D obbiamo come sempre partire dai numeri, dai dati per avere un’idea più chiara su cosa sta succedendo e cosa possiamo fare. Nel periodo che va dal 2019 al 2020 alcune stime seppur preliminari mostrano una diminuzione di 1,2 anni dell’aspettativa di vita, da 83,5 a 82,4 anni. Parte delle cause sono da attribuire al Covid, ma non dobbiamo ignorare un altro fatto importante.

E cioè che nel 2021 durante la pandemia il 23.5 % della popolazione ha rinunciato alle cure. Questo anche perchè gli ospedali, tutti, hanno ridotto drasticamente le loro normale attività ed una massa enorme dei cittadini è stata forzatamente costretta a ricorrere alla sanità privata che è cresciuta di pari passo. Infatti circa il 23% della spesa sanitaria totale pro-capite è stata costituita da quello che in termine tecnico si chiama “out-of-pocket”, cioè pagata di tasca propria.

La spesa farmaceutica totale è stata di 32,2 miliardi dei quali solo 22,3 a carico del Servizio sanitario nazionale. Dobbiamo sempre più tener presente che i consumi crescono con l’aumentare dell’età, in particolare la popolazione con più di 64 anni assorbe circa il 70% della spesa sanitaria.

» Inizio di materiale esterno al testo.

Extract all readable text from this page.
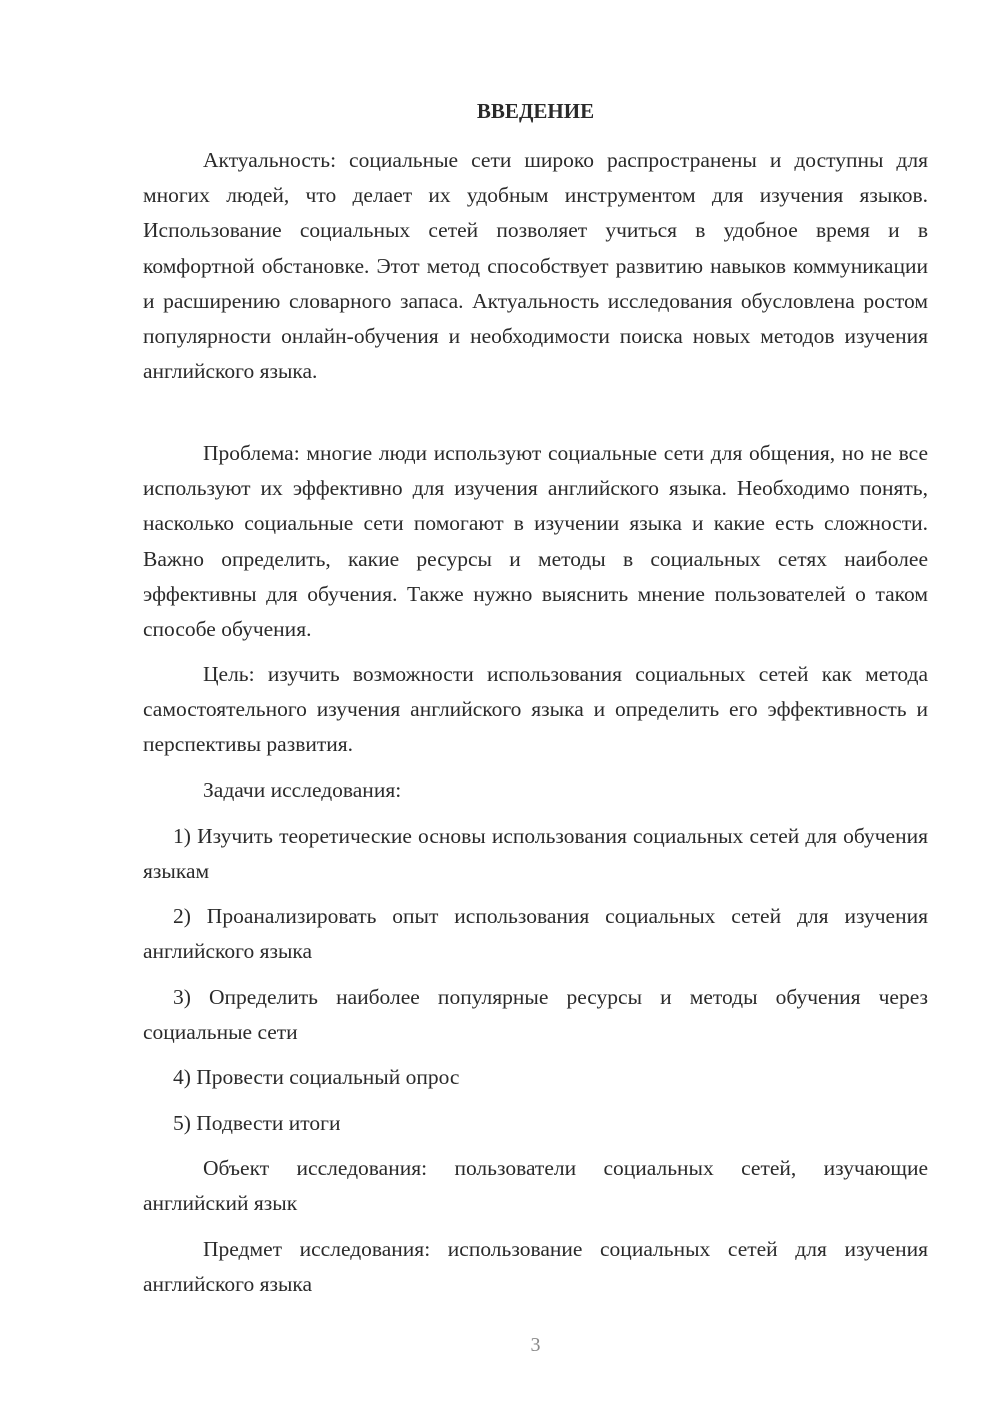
ВВЕДЕНИЕ

Актуальность: социальные сети широко распространены и доступны для многих людей, что делает их удобным инструментом для изучения языков. Использование социальных сетей позволяет учиться в удобное время и в комфортной обстановке. Этот метод способствует развитию навыков коммуникации и расширению словарного запаса. Актуальность исследования обусловлена ростом популярности онлайн-обучения и необходимости поиска новых методов изучения английского языка.

Проблема: многие люди используют социальные сети для общения, но не все используют их эффективно для изучения английского языка. Необходимо понять, насколько социальные сети помогают в изучении языка и какие есть сложности. Важно определить, какие ресурсы и методы в социальных сетях наиболее эффективны для обучения. Также нужно выяснить мнение пользователей о таком способе обучения.

Цель: изучить возможности использования социальных сетей как метода самостоятельного изучения английского языка и определить его эффективность и перспективы развития.

Задачи исследования:

1) Изучить теоретические основы использования социальных сетей для обучения языкам

2) Проанализировать опыт использования социальных сетей для изучения английского языка

3) Определить наиболее популярные ресурсы и методы обучения через социальные сети

4) Провести социальный опрос

5) Подвести итоги

Объект исследования: пользователи социальных сетей, изучающие английский язык

Предмет исследования: использование социальных сетей для изучения английского языка

3
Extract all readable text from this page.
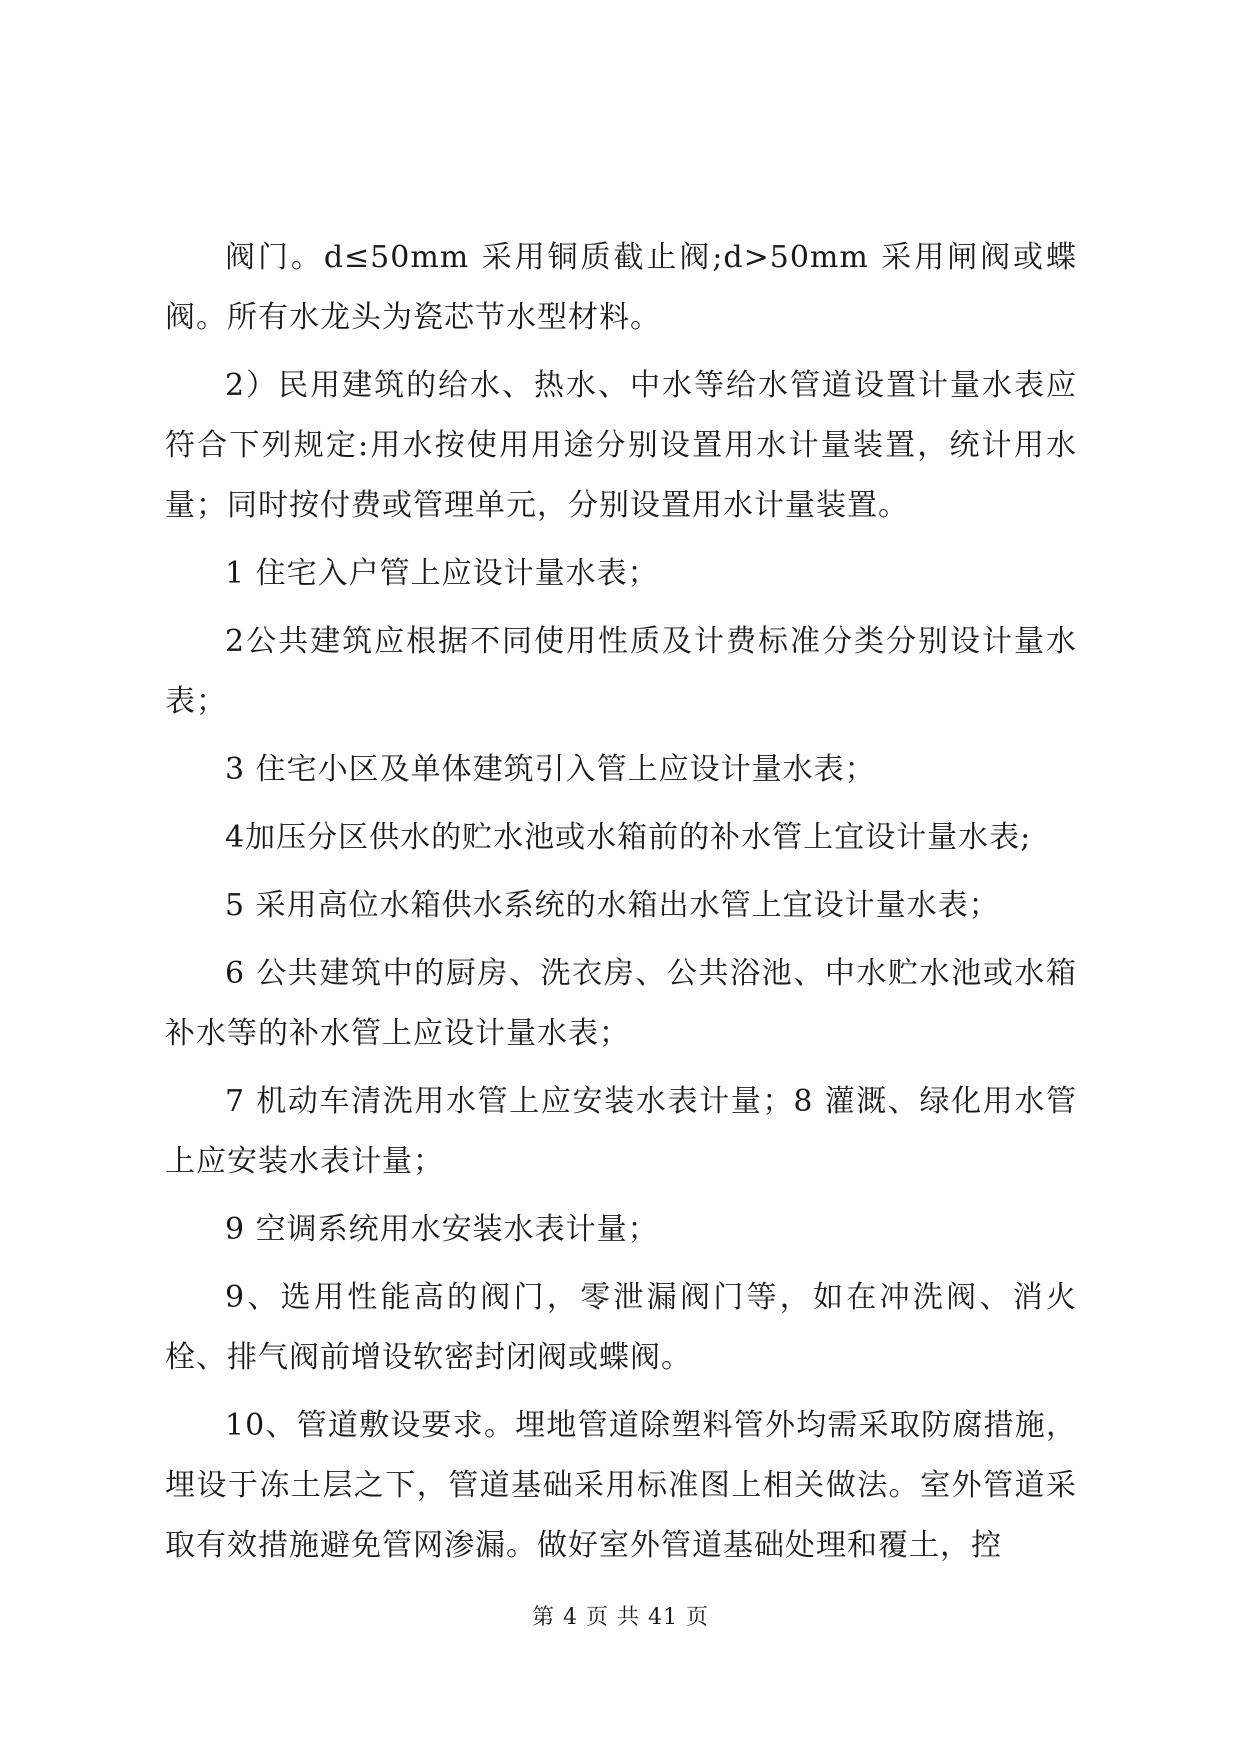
阀门。d≤50mm 采用铜质截止阀;d>50mm 采用闸阀或蝶阀。所有水龙头为瓷芯节水型材料。

2）民用建筑的给水、热水、中水等给水管道设置计量水表应符合下列规定:用水按使用用途分别设置用水计量装置，统计用水量；同时按付费或管理单元，分别设置用水计量装置。

1 住宅入户管上应设计量水表；

2公共建筑应根据不同使用性质及计费标准分类分别设计量水表；

3 住宅小区及单体建筑引入管上应设计量水表；

4加压分区供水的贮水池或水箱前的补水管上宜设计量水表;

5 采用高位水箱供水系统的水箱出水管上宜设计量水表；

6 公共建筑中的厨房、洗衣房、公共浴池、中水贮水池或水箱补水等的补水管上应设计量水表；

7 机动车清洗用水管上应安装水表计量；8 灌溉、绿化用水管上应安装水表计量；

9 空调系统用水安装水表计量；

9、选用性能高的阀门，零泄漏阀门等，如在冲洗阀、消火栓、排气阀前增设软密封闭阀或蝶阀。

10、管道敷设要求。埋地管道除塑料管外均需采取防腐措施，埋设于冻土层之下，管道基础采用标准图上相关做法。室外管道采取有效措施避免管网渗漏。做好室外管道基础处理和覆土，控

第 4 页 共 41 页
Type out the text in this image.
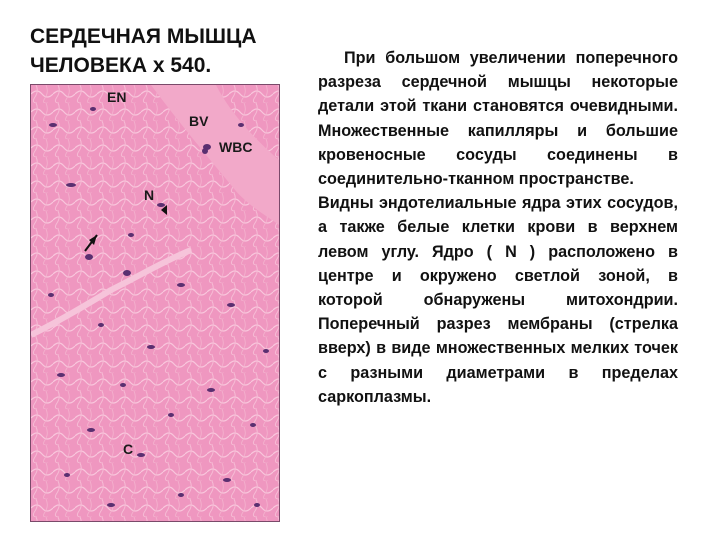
СЕРДЕЧНАЯ МЫШЦА
ЧЕЛОВЕКА х 540.
EN
BV
WBC
N
C

При большом увеличении поперечного разреза сердечной мышцы некоторые детали этой ткани становятся очевидными. Множественные капилляры и большие кровеносные сосуды соединены в соединительно-тканном пространстве.

Видны эндотелиальные ядра этих сосудов, а также белые клетки крови в верхнем левом углу. Ядро ( N ) расположено в центре и окружено светлой зоной, в которой обнаружены митохондрии. Поперечный разрез мембраны (стрелка вверх) в виде множественных мелких точек с разными диаметрами в пределах саркоплазмы.
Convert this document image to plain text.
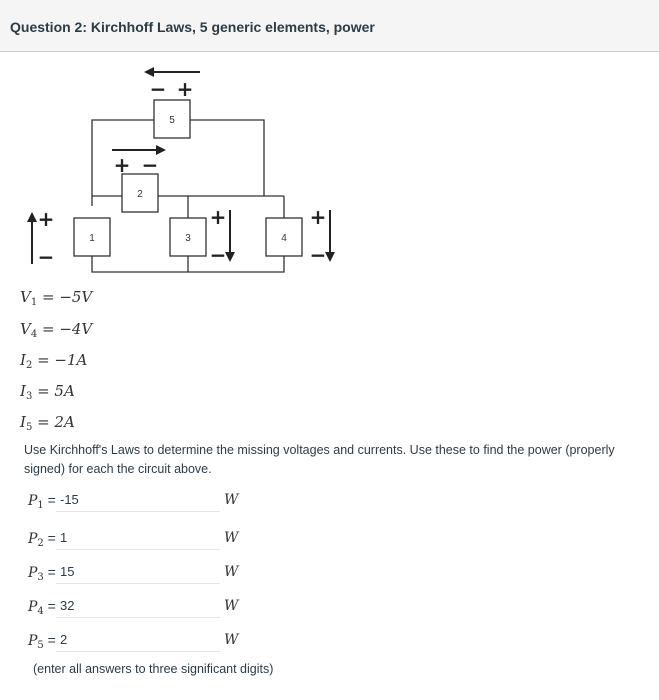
Question 2: Kirchhoff Laws, 5 generic elements, power
1
2
3	4
5
− +
+ −
+
−
+
−
+
−
$V_1 = -5V$
$V_4 = -4V$
$I_2 = -1A$
$I_3 = 5A$
$I_5 = 2A$
Use Kirchhoff's Laws to determine the missing voltages and currents. Use these to find the power (properly signed) for each the circuit above.
$P_1$ =
-15	W
$P_2$ =
1	W
$P_3$ =
15	W
$P_4$ =
32	W
$P_5$ =
2	W
(enter all answers to three significant digits)
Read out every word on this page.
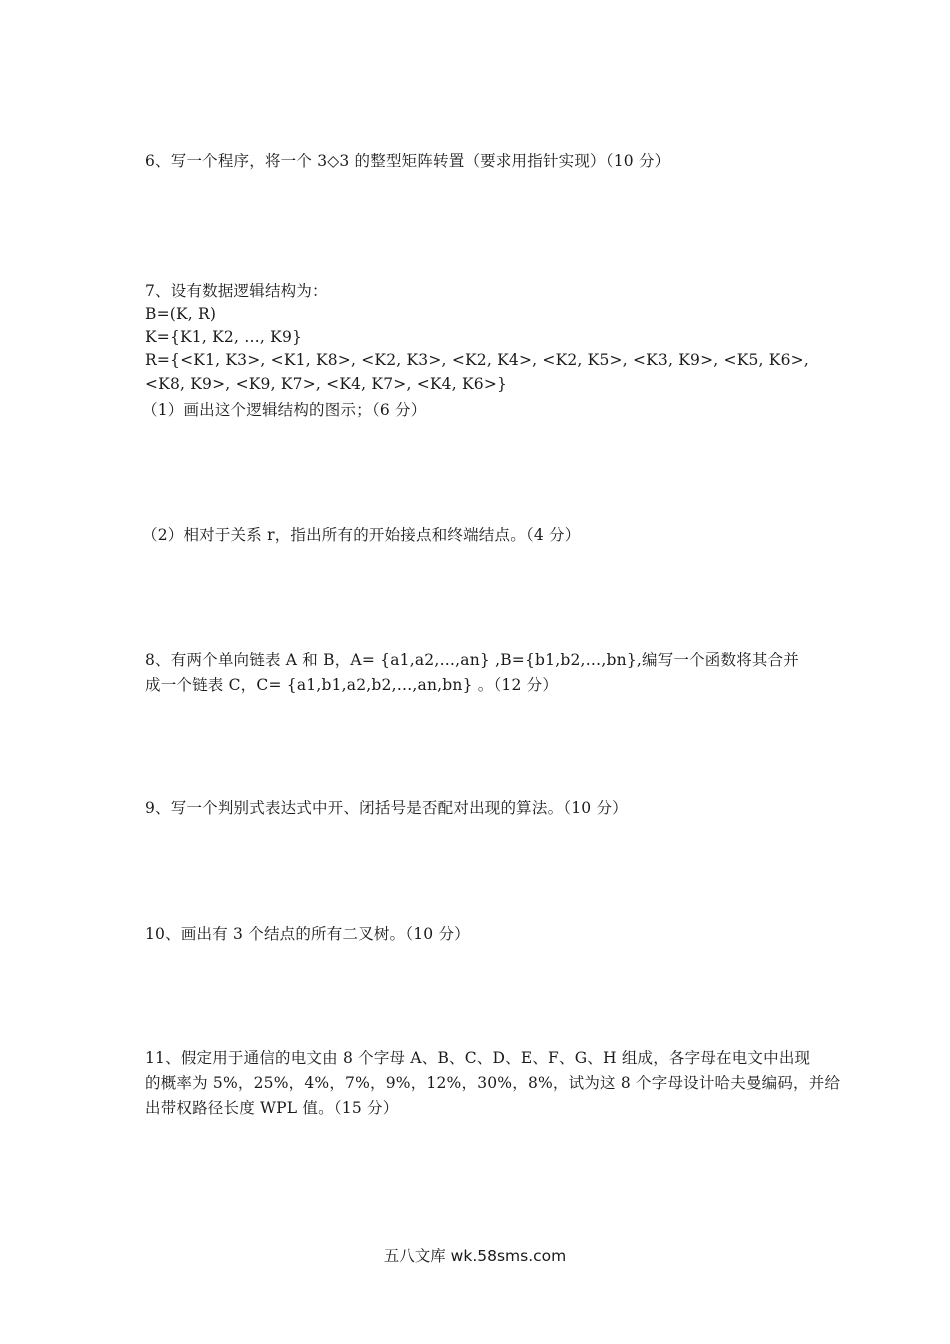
6、写一个程序，将一个 3◇3 的整型矩阵转置（要求用指针实现）（10 分）
7、设有数据逻辑结构为：
B=(K, R)
K={K1, K2, …, K9}
R={<K1, K3>, <K1, K8>, <K2, K3>, <K2, K4>, <K2, K5>, <K3, K9>, <K5, K6>,
<K8, K9>, <K9, K7>, <K4, K7>, <K4, K6>}
（1）画出这个逻辑结构的图示；（6 分）
（2）相对于关系 r，指出所有的开始接点和终端结点。（4 分）
8、有两个单向链表 A 和 B，A= {a1,a2,…,an} ,B={b1,b2,…,bn},编写一个函数将其合并
成一个链表 C，C= {a1,b1,a2,b2,…,an,bn} 。（12 分）
9、写一个判别式表达式中开、闭括号是否配对出现的算法。（10 分）
10、画出有 3 个结点的所有二叉树。（10 分）
11、假定用于通信的电文由 8 个字母 A、B、C、D、E、F、G、H 组成，各字母在电文中出现
的概率为 5%，25%，4%，7%，9%，12%，30%，8%，试为这 8 个字母设计哈夫曼编码，并给
出带权路径长度 WPL 值。（15 分）
五八文库 wk.58sms.com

In questi anni abbiamo assistito ad una trasformazione della nostra sanità. Ad una riduzione drastica dell’offerta sanitaria pubblica legata alle “chiusure” dovute al Covid, ha corrisposto, si è sviluppata un’offerta privata non solo delle strutture private accreditate, ma degli specialisti sia singolarmente che in studi polispecialistici. Non solo, ma la gran parte dei medici ospedalieri fanno e possono fare libera professione e sono presenti con le loro tariffe nei siti Internet degli ospedali dove lavorano. Peccato che chi cerca un medico competente per la sua patologia non abbia possibilità di conoscere le capacità e la preparazione del medico che potrà scegliere.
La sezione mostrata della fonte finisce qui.